By the end of my studies at school, I started to be interested in computer simulators, to study flight disciplines on my own. Aviation turned out to be so complex, heavy and demanding that it caused admiration. And from that moment on I finally decided to become a pilot.
I received a master's degree in aircraft flight operation and international air transportation management. In fact, I had all the necessary licenses after the 4th year. However, it took more than a year before I was able to find a job at SkyUp. And this time was the hardest - I had to study, repeat the theory for hours and work on myself constantly. Now I realize that in our work, training does not end, probably never. But the dream is worth every minute.
Working at SkyUp
I saw the presentation of the company - modern aircraft, European approach, and immediately wanted to become a part of the team.
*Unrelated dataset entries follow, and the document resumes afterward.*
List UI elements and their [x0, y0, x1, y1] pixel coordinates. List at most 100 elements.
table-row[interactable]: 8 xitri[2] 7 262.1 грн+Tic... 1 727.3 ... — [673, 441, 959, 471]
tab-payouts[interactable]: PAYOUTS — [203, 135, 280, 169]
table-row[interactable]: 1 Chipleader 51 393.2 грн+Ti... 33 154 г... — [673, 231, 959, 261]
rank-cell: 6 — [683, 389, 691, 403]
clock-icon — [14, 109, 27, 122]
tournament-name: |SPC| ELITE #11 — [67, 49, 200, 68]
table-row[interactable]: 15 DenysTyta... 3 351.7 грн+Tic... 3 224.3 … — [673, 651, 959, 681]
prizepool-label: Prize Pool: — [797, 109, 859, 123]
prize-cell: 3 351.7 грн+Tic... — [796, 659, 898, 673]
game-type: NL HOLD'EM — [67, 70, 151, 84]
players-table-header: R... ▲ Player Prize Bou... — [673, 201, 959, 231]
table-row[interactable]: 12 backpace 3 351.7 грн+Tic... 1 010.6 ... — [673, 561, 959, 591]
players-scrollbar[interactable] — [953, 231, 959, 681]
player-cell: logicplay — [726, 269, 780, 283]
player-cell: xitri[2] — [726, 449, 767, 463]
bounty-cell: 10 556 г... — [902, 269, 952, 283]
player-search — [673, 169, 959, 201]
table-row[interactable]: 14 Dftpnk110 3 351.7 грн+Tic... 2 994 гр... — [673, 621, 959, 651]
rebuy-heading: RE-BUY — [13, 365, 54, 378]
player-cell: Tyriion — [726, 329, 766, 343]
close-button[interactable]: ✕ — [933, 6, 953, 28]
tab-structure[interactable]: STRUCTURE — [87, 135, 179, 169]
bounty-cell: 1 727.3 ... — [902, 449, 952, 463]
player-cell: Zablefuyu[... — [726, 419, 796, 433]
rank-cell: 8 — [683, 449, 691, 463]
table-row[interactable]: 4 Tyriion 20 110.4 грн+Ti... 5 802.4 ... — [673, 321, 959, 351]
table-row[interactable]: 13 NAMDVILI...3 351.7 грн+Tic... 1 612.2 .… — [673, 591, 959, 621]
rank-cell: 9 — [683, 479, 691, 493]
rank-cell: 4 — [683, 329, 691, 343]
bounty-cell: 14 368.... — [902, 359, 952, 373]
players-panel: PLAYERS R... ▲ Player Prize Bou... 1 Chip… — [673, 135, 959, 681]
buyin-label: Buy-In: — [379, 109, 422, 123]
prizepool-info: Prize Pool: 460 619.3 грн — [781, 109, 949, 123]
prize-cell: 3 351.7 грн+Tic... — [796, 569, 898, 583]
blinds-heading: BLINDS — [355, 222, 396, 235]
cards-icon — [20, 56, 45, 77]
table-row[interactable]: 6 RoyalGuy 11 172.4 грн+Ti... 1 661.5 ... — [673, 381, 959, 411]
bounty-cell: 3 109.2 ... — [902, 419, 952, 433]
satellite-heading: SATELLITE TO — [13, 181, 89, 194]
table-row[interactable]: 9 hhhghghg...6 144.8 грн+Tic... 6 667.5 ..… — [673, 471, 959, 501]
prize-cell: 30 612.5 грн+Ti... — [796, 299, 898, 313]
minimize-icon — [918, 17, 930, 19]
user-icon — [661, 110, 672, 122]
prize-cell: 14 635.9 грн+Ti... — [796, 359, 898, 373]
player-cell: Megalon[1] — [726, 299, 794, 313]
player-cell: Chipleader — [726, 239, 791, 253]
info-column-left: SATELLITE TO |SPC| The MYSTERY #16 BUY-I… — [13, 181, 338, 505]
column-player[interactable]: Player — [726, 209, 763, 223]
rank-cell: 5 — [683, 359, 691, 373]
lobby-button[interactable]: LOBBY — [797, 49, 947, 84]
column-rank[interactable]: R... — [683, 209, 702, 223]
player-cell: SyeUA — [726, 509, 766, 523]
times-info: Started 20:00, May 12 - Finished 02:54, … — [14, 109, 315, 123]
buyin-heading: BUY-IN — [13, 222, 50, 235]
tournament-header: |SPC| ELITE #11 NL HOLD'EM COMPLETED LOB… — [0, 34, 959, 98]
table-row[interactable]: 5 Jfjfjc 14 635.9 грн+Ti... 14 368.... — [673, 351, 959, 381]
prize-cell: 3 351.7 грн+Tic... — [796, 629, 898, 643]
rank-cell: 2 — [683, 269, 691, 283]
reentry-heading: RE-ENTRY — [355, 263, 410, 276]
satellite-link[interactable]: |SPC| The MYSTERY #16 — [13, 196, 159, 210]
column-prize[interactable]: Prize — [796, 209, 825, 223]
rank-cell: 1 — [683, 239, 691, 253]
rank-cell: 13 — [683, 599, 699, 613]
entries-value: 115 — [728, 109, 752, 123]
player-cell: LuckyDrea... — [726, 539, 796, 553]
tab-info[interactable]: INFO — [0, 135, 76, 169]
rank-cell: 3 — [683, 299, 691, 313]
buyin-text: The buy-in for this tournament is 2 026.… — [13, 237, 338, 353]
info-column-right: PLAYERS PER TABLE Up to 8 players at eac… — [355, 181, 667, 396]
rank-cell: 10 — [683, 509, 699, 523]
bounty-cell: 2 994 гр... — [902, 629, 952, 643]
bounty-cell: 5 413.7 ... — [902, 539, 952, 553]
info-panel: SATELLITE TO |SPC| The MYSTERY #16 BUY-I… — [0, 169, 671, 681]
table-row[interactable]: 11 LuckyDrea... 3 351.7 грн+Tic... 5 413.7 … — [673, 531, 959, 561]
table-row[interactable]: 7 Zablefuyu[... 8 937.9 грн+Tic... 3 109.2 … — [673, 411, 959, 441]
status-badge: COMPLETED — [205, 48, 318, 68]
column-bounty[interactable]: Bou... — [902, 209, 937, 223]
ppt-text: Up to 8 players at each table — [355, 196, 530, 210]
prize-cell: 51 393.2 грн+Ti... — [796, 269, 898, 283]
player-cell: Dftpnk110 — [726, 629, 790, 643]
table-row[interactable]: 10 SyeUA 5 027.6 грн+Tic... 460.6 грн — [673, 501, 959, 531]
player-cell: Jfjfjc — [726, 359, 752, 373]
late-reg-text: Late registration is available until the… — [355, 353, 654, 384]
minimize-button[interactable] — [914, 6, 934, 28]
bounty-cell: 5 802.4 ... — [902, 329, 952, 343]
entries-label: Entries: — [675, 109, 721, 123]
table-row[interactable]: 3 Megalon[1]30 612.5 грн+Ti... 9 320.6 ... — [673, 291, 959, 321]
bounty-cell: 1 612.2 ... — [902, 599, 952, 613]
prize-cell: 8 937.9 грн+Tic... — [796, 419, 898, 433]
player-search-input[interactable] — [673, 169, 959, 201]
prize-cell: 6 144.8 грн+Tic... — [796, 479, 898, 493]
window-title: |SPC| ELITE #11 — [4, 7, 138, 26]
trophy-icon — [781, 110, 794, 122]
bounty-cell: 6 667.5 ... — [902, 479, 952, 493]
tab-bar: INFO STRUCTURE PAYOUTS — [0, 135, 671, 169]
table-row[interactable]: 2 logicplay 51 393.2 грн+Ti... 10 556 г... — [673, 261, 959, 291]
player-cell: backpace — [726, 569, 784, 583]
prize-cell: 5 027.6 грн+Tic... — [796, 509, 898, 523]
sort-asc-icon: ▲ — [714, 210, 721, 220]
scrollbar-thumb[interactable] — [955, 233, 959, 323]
During the contest I felt confident. Although there were 1 in 10 chances, part of our profession was to stay calm in any situation, it wouldn't help us to worry. Although, when I was told that I had passed and would now fly on Boeing, my self-control left me and my knees were shaking.
Then there was the 4-month training and the first flight. Boeing is very... dynamic. At first, I couldn't even look up, my head was spinning from how much was happening at the same time, everything had to be monitored and controlled.
Now I can say with certainty that my favorite process is manual piloting. Operating a 70-tonne machine with your own hands can't be compared to anything else.
I have the most comfortable office in SkyUp. I have a wonderful view from the window. The best plane. The wisest commander. And so, every time. I don't want to use the "dream job" cliche, but it's definitely very close to it.